Stock market operates in isolation  

Shamsul Huq Zahid   | Published: April 18, 2019 22:11:16

As always, market pundits are clueless about the latest plunge in the Dhaka Stock Exchange (DSE) indices.

The market has been in a free fall for the past few weeks notwithstanding behind-the-scene efforts by some market players to reverse the process.

On Tuesday last, the market turnover at the DSE plummeted to 13-month low with the DSE main index plunging to 5,248.91 points.

One can cite a host of reasons including paucity of quality stocks, lack of investors' confidence, shortage of liquidity for the erosion in stock prices.

But with these factors in place, the main index had soared to more than 5,800 points. The rise did happen even without any notable investment by the banking institutions.

In fact, rise and fall of stock prices in Bangladesh market, in most cases, have been without any plausible reason.

For instance, when a consortium of two major Chinese stock exchanges made an equity investment in the DSE, there was a sort of euphoria among a section of investors. Though the Chinese investment provided a boost to the overall market climate, it could not address the underlying issues that have been responsible for the current moribund state of the market. The plain truth is that Chinese investment came as a strategic move, made under a long-term perspective, not to buoy up the market.

Why did the market experience a free fall in recent weeks?

Under the prevailing circumstances, market should not have gone down so deep. It could be that some people guided by certain ill motives are pulling the market down, deliberately.  

It is more likely that some manipulators are now at work. The so-called firewall built by the securities regulator is hardly effective against the mischief-mongers prowling the market.
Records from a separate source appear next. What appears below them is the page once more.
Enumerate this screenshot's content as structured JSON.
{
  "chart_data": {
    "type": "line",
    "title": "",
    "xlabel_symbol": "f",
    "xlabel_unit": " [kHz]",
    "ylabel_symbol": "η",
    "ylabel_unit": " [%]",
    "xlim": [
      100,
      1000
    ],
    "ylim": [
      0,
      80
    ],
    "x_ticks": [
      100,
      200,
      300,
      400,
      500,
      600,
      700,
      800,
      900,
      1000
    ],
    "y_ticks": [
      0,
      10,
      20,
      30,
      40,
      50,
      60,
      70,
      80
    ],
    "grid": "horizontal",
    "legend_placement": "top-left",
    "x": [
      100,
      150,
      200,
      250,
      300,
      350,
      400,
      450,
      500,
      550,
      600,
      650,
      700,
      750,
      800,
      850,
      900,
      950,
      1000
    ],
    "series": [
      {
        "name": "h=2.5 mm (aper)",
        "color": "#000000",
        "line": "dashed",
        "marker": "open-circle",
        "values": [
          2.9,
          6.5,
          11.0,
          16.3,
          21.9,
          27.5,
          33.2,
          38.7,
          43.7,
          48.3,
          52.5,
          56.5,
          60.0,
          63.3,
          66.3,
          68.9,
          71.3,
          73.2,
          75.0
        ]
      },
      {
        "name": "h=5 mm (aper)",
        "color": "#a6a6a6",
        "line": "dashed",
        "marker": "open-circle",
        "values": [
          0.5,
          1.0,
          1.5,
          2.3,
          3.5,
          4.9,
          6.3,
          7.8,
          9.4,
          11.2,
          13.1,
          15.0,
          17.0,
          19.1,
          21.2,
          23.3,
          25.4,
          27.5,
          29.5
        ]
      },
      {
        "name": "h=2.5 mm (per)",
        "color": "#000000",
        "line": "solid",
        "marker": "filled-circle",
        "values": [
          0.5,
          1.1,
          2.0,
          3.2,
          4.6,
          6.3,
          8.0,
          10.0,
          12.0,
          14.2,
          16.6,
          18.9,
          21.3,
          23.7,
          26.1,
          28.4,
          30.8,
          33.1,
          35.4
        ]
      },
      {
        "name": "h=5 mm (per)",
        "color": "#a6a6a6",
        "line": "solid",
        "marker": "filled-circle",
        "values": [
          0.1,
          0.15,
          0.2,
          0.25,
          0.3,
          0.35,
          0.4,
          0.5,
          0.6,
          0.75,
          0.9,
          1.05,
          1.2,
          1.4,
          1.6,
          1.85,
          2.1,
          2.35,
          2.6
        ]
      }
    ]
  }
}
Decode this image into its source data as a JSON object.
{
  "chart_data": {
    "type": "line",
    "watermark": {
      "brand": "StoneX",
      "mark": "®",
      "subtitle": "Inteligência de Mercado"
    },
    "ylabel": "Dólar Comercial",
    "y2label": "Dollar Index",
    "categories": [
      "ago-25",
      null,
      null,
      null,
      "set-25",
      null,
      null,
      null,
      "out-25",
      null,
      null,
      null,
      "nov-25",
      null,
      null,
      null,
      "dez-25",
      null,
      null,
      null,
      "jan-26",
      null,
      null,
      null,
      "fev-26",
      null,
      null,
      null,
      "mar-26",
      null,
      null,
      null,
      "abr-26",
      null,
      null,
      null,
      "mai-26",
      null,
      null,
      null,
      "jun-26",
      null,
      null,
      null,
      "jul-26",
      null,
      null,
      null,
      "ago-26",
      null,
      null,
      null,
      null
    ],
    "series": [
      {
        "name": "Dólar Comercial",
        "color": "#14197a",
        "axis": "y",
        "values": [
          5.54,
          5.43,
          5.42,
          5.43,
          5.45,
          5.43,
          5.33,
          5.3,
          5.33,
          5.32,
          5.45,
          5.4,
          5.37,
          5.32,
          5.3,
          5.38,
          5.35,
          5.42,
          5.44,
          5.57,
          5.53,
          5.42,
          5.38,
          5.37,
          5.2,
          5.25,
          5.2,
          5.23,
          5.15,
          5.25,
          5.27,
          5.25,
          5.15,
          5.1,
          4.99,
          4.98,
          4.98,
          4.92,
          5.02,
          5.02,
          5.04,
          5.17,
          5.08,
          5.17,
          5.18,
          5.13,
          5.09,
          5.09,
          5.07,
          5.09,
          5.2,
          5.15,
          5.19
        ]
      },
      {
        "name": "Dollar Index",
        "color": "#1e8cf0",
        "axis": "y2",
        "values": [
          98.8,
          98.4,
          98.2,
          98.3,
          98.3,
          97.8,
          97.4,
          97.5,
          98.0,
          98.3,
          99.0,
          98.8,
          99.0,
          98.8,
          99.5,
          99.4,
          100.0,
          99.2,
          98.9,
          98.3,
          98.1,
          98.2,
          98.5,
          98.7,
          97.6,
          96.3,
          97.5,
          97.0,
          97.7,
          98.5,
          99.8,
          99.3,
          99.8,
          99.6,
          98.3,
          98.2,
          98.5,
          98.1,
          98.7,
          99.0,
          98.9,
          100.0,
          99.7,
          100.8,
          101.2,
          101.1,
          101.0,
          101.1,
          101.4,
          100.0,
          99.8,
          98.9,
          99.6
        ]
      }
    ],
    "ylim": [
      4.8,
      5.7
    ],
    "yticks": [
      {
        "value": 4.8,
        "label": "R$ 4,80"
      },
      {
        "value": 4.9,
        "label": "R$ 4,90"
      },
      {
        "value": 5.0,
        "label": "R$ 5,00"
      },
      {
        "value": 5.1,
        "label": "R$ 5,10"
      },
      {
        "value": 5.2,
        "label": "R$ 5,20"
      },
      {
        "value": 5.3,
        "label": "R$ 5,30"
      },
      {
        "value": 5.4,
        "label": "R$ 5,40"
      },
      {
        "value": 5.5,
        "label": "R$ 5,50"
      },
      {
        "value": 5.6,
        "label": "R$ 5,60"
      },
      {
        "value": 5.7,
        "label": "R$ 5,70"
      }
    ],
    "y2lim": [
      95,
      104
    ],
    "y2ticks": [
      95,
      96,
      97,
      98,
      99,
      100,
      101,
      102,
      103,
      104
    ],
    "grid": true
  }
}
But the manipulators are unlikely to be successful in their ploy, for market lacks enough liquidity.

It is a shame that the daily turnover of the prime bourse of the world's 42nd largest economy, in nominal terms, is less than Tk 3.0 billion.  The figure should be many times more.

How would then the market get the required volume of liquidity? 

Small investors who burnt their fingers in the 2010 scam are unlikely to come to the market unless they witness some sustainable buoyancy. So, the institutional investors hold the key to any market turnaround. 

The state investment institute---the Investment Corporation of Bangladesh (ICB)--- is dependent on the funds  made available by the government. The amount it invests in the market is very insignificant compared to the market requirement.

Banks are, thus, major players in terms of availability of liquidity. But, at the moment, they themselves are handicapped by liquidity shortage.

Besides, they appear to be quite cautious in the matters of making investment in the stock market. Though, for some, investment in stocks proved to be highly rewarding, a few banks had faced problem to get back their invested funds following the 2010 market collapse.

So, the country's stock market is likely to hold on to the current 'on- again, off-again' state for some more time. All the good news about the economy is unlikely to make any notable difference in its operations.